Correlation Between Nasdaq and Barings Global
Can any of the company-specific risk be diversified away by investing in both Nasdaq and Barings Global at the same time? Although using a correlation coefficient on its own may not help to predict future stock returns, this module helps to understand the diversifiable risk of combining Nasdaq and Barings Global into the same portfolio, which is an essential part of the fundamental portfolio management process.
By analyzing existing cross correlation between Nasdaq Inc and Barings Global Credit, you can compare the effects of market volatilities on Nasdaq and Barings Global and check how they will diversify away market risk if combined in the same portfolio for a given time horizon. You can also utilize pair trading strategies of matching a long position in Nasdaq with a short position of Barings Global. Check out your portfolio center. Please also check ongoing floating volatility patterns of Nasdaq and Barings Global.

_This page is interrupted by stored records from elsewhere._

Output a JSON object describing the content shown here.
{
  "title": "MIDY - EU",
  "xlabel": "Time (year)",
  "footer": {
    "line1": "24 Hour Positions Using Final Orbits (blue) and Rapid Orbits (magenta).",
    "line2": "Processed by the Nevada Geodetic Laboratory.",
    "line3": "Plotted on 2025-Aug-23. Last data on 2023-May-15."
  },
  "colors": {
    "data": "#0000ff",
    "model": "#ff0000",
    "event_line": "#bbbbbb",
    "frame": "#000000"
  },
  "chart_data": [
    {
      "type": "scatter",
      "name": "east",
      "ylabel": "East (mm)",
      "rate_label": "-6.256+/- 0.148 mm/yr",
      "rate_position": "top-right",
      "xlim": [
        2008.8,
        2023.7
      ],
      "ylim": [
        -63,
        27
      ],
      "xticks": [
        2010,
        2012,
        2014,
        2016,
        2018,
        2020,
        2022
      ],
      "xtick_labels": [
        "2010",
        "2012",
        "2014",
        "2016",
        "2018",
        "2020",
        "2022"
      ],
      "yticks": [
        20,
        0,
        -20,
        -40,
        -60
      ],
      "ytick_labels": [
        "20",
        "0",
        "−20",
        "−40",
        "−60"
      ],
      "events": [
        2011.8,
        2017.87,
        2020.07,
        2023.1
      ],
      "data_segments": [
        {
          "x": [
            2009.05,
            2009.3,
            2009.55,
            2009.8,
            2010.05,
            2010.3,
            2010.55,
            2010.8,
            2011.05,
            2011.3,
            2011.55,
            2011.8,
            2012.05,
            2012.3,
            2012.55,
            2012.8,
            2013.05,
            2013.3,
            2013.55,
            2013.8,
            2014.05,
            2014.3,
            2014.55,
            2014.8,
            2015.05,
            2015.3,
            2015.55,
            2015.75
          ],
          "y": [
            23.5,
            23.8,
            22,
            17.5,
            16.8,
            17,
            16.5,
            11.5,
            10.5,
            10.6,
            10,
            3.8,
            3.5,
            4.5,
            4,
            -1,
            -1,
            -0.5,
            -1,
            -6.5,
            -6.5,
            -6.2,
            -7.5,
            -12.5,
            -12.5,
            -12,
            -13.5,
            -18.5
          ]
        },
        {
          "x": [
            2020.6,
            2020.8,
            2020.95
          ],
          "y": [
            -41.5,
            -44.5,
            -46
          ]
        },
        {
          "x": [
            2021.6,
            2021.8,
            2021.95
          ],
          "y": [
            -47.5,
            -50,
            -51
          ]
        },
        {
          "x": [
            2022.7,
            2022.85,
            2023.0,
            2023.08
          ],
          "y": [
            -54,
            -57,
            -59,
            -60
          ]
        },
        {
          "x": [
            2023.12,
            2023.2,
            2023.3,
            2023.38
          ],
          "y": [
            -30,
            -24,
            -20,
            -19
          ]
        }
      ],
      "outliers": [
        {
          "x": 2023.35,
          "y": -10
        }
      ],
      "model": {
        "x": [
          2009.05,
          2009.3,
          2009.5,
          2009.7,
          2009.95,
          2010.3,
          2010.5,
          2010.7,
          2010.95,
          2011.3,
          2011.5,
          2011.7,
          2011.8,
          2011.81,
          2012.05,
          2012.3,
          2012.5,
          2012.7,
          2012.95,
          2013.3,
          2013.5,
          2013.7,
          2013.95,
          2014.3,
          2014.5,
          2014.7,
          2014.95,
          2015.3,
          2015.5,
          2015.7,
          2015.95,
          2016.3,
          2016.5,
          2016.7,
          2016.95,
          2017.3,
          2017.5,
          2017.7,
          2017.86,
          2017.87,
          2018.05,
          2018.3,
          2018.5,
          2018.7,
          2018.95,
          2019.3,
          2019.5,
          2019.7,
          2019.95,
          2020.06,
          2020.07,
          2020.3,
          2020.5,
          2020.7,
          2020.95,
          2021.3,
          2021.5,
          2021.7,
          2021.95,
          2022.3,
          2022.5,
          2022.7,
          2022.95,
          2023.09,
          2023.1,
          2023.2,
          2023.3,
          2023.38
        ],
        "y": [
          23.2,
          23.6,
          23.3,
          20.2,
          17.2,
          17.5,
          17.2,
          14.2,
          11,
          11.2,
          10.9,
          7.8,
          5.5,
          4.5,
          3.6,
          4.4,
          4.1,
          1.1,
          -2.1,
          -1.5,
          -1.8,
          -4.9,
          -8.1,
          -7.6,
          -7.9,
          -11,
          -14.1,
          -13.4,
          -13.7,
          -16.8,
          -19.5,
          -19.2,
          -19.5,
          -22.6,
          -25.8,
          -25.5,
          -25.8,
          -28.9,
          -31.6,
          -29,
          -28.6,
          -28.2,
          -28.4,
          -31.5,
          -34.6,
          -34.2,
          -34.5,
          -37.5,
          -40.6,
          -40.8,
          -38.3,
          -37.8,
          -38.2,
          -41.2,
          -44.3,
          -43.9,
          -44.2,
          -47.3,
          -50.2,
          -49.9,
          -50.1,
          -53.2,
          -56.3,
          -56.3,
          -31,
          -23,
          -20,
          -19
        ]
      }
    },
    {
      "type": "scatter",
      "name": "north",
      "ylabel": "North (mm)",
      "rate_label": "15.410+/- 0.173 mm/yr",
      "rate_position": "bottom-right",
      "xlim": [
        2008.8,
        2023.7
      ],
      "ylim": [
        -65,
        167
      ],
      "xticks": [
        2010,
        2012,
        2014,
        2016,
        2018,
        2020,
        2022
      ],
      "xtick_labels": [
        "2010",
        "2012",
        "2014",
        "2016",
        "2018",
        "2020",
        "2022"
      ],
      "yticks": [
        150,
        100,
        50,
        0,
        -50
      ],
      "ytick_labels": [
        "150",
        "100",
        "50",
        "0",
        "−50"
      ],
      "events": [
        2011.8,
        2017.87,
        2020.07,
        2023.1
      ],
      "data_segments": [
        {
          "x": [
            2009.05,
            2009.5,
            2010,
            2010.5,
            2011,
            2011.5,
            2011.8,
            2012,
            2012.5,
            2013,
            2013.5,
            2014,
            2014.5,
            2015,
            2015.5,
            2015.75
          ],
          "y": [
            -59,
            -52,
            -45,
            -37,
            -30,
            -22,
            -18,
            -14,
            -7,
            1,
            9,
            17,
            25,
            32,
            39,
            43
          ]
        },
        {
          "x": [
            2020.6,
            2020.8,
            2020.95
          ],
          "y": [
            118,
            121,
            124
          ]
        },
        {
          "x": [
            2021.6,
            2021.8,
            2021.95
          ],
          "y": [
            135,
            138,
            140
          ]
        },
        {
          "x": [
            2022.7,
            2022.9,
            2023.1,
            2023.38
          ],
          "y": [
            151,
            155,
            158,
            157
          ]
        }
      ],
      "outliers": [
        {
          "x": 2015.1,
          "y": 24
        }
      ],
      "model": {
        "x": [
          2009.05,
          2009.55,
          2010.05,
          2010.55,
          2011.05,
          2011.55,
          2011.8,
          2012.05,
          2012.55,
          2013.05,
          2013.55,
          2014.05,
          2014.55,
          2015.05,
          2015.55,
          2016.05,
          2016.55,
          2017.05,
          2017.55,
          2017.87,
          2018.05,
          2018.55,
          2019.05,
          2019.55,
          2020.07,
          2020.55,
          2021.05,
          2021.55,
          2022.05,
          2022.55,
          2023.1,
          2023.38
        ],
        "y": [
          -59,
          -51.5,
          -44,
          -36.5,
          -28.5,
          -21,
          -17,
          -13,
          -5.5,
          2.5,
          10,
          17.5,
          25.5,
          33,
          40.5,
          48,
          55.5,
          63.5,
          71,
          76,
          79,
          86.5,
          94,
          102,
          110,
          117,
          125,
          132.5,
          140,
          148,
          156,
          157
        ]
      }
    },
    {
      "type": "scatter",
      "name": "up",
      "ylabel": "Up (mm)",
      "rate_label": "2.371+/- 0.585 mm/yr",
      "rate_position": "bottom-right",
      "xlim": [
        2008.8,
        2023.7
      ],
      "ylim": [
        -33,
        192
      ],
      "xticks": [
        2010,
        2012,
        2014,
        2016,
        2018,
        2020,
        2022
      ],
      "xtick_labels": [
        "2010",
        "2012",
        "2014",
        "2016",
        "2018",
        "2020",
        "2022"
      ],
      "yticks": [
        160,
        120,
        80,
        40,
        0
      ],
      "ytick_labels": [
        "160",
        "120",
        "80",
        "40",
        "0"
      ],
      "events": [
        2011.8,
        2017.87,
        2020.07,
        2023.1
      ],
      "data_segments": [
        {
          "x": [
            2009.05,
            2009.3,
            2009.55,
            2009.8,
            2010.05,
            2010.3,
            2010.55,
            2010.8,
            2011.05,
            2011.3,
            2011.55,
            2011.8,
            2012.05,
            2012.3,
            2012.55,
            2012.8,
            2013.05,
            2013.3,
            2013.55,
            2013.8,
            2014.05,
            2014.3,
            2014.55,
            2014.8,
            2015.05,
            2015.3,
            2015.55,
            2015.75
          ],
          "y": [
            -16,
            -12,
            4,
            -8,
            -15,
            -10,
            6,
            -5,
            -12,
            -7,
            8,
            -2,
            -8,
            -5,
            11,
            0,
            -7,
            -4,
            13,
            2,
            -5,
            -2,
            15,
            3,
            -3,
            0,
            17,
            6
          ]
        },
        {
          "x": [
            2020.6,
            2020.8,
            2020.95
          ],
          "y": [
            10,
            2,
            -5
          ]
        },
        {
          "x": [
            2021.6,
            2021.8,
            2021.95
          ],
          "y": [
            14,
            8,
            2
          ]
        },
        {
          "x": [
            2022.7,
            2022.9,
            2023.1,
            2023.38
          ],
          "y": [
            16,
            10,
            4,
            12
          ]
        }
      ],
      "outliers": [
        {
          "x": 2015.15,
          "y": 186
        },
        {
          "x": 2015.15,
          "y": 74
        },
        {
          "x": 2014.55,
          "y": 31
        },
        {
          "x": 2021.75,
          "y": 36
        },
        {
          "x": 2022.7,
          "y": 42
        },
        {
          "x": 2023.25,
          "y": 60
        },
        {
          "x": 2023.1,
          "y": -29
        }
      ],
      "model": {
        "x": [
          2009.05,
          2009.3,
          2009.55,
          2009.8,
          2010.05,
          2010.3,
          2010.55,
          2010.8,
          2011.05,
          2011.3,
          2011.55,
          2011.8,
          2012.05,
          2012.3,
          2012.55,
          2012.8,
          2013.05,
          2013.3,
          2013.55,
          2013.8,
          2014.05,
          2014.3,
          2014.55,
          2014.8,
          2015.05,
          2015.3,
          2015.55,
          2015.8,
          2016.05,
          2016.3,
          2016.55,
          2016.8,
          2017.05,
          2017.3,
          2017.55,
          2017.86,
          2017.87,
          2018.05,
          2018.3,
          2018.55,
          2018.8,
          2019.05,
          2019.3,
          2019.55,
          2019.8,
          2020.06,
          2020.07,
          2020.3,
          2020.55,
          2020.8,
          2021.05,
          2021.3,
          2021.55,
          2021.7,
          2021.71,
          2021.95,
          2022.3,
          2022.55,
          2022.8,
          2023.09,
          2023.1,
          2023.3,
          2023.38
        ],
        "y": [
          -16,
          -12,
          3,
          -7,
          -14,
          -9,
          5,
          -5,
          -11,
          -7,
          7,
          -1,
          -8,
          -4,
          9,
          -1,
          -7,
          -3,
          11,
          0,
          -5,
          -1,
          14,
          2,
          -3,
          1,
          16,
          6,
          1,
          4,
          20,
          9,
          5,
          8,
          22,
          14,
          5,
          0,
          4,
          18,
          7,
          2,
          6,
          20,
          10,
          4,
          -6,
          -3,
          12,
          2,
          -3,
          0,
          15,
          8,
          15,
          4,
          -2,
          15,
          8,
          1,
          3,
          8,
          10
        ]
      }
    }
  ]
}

Diversification Opportunities for Nasdaq and Barings Global
0.75 | Correlation Coefficient |
Poor diversification
The 3 months correlation between Nasdaq and Barings is 0.75. Overlapping area represents the amount of risk that can be diversified away by holding Nasdaq Inc and Barings Global Credit in the same portfolio, assuming nothing else is changed. The correlation between historical prices or returns on Barings Global Credit and Nasdaq is a relative statistical measure of the degree to which these equity instruments tend to move together. The correlation coefficient measures the extent to which returns on Nasdaq Inc are associated (or correlated) with Barings Global. Values of the correlation coefficient range from -1 to +1, where. The correlation of zero (0) is possible when the price movement of Barings Global Credit has no effect on the direction of Nasdaq i.e., Nasdaq and Barings Global go up and down completely randomly.
Pair Corralation between Nasdaq and Barings Global
Given the investment horizon of 90 days Nasdaq Inc is expected to generate 4.62 times more return on investment than Barings Global. However, Nasdaq is 4.62 times more volatile than Barings Global Credit. It trades about 0.17 of its potential returns per unit of risk. Barings Global Credit is currently generating about 0.14 per unit of risk. If you would invest 7,268 in Nasdaq Inc on September 18, 2024 and sell it today you would earn a total of 778.00 from holding Nasdaq Inc or generate 10.7% return on investment over 90 days.
Time Period | 3 Months [change] |
Direction | Moves Together |
Strength | Significant |
Accuracy | 100.0% |
Values | Daily Returns |
Nasdaq Inc vs. Barings Global Credit
Performance |
Timeline |
Nasdaq Inc |
Barings Global Credit |
Nasdaq and Barings Global Volatility Contrast
Predicted Return Density |
Returns |
Pair Trading with Nasdaq and Barings Global
The main advantage of trading using opposite Nasdaq and Barings Global positions is that it hedges away some unsystematic risk. Because of two separate transactions, even if Nasdaq position performs unexpectedly, Barings Global can make up some of the losses. Pair trading also minimizes risk from directional movements in the market. For example, if an entire industry or sector drops because of unexpected headlines, the short position in Barings Global will offset losses from the drop in Barings Global's long position.The idea behind Nasdaq Inc and Barings Global Credit pairs trading is to make the combined position market-neutral, meaning the overall market's direction will not affect its win or loss (or potential downside or upside). This can be achieved by designing a pairs trade with two highly correlated stocks or equities that operate in a similar space or sector, making it possible to obtain profits through simple and relatively low-risk investment.Barings Global vs. Vy Goldman Sachs | Barings Global vs. Sprott Gold Equity | Barings Global vs. Fidelity Advisor Gold | Barings Global vs. Goldman Sachs Clean |
Check out your portfolio center.Note that this page's information should be used as a complementary analysis to find the right mix of equity instruments to add to your existing portfolios or create a brand new portfolio. You can also try the Odds Of Bankruptcy module to get analysis of equity chance of financial distress in the next 2 years.